Com decisões centradas em jogos políticos internos, atuação do Congresso revela distância de qualquer projeto político para o Brasil
Por Gisele Brito, especial para o Observatório
Depois de quase um ano rondando o Planalto, o processo de impeachment contra a presidenta Dilma Rousseff foi aberto no começo da semana. Desde o anúncio do pacote fiscal, em setembro, os grupos que tomaram as ruas em vários momentos vestidos de verde e amarelo pedindo a saída da presidenta não batiam panelas e a articulação em torno da cassação de Dilma parecia enfraquecida.
Mesmo assim, o presidente da Câmara dos Deputados Eduardo Cunha (PMDB-RJ) fez o anúncio do acolhimento de um dos pedidos de impedimento em um quebra-queixo, menos glamorosa e mais desorganizada forma de entrevista que é possível conceder a meios de comunicação. A decisão foi claramente um desfecho do jogo de força entre Cunha o Partido dos Trabalhadores (PT), que anunciou voto favorável à abertura de um processo de cassação contra o deputado no Conselho de Ética da Casa.
Assim como diversos juristas, quem defende a permanência de Dilma no poder vê uma tentativa de golpe constitucional sendo armada. O argumento para a cassação, as “pedaladas fiscais”, não constituiriam crimes de responsabilidades e a única motivação para tentar remover a presidenta do cargo seria política.
Nesse cenário, o gesto de Cunha reacendeu as militâncias contra e a favor a saída de Dilma. Entre os dias 7 e 11, centrais sindicais e movimentos populares devem sair às ruas em várias cidades do país para defender o mandado da presidenta. A Central Única dos Trabalhadores (CUT) definiu essa como sua pauta prioritária. “Diante dos ataques inescrupulosos contra a democracia que nosso País vem sofrendo, a Central Única dos Trabalhadores, com a unidade da classe trabalhadora e dos movimentos sociais, estará nas ruas de todo o Brasil em defesa do mandato democrático-popular legitimamente eleito pela população brasileira”, declara em informe de convocação de suas bases. No dia 13 é a vez dos grupos favoráveis a cassação irem às ruas.
No entanto, a voz das ruas, contra ou a favor, pode não ter o peso que se espera em uma democracia. É o que avalia Sérgio Haddad, curador Fundo Brasil de Direitos Humanos, para quem os parlamentares estão “autocentrados em disputadas internas”. “Há um certo autismo em relação ao que a população pensa, deseja. Eles vão tocar o processo sem considerar a população? Pode ser que sim. O processo tem interesses dos mais diversos e eles não agem conforme as pulsões da sociedade.
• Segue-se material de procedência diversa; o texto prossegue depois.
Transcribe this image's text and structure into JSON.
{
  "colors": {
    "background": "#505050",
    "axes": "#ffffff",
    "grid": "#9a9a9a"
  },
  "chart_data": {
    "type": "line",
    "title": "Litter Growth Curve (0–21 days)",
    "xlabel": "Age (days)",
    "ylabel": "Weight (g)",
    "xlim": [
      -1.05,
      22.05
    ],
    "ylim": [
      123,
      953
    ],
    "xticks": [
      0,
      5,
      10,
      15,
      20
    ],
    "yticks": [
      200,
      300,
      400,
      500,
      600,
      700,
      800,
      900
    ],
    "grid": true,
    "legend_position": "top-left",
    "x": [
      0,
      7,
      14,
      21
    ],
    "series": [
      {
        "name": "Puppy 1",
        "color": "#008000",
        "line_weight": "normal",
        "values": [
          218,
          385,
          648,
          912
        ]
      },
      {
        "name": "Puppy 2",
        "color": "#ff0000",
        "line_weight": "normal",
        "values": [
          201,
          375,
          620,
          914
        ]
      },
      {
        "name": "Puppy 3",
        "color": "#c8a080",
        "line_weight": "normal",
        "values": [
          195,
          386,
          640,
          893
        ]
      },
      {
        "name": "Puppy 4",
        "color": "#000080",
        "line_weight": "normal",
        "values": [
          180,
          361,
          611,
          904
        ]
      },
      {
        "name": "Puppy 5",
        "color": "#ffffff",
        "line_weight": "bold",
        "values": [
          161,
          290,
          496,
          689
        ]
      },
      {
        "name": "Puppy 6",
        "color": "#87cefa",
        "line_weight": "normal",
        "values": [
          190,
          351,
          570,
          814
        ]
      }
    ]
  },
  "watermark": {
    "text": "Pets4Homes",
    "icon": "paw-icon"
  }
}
Isso implica em negociações, trocas. Eu não tenho visto que um verdadeiro projeto de país esteja em cima da mesa”, afirma.
O jornalista e membro do conselho do Fórum Social Mundial Antonio Martins classifica essa atuação de parlamentares e governos descolada da população como um “sequestro da política”, que levaria à desilusão e falta de mobilização social. “Vivemos os últimos 12 anos uma exceção sul-americana disso que vinha acontecendo no resto do mundo. Se você examina a política na Europa ou EUA há uma tendência de igualamento dos partidos e falta de opções concretas para a população. O neoliberalismo se tornou hegemônico e as pessoas estão desencantadas com a política. A América do Sul foi exceção, mas esse segundo governo Dilma joga tudo na vala comum. As políticas que estão realizando são consensuais entre as classes políticas. Não tem alternância concreta para a população”, pondera.
Antonio acredita que a estratégia principal dos conservadores não é o impeachment, já que Dilma teria cedido às suas principais reivindicações e sofre sozinha o desgaste político disso. Para ele, a melhor forma de resistir seria a presidenta se reconectar com suas bases e disputar na rua o processo. Mas teme que o governo prefira apostar na formação de maioria no congresso para impedir que ele prossiga. “A aristocracia financeira foi a que mais resistiu as medidas do governo quando se tentou baixar os juros, elevar os gastos sociais. Mas quando ela optou pelo ajuste fiscal tentou fazer acordo com esse setor e aí foi cassado o desejo popular das eleições”, lembra Martins. “O governo não está muito empenhado na mobilização. Eles estão apostando na maioria no Congresso. Mas repactuar com as ruas seria o melhor caminho”.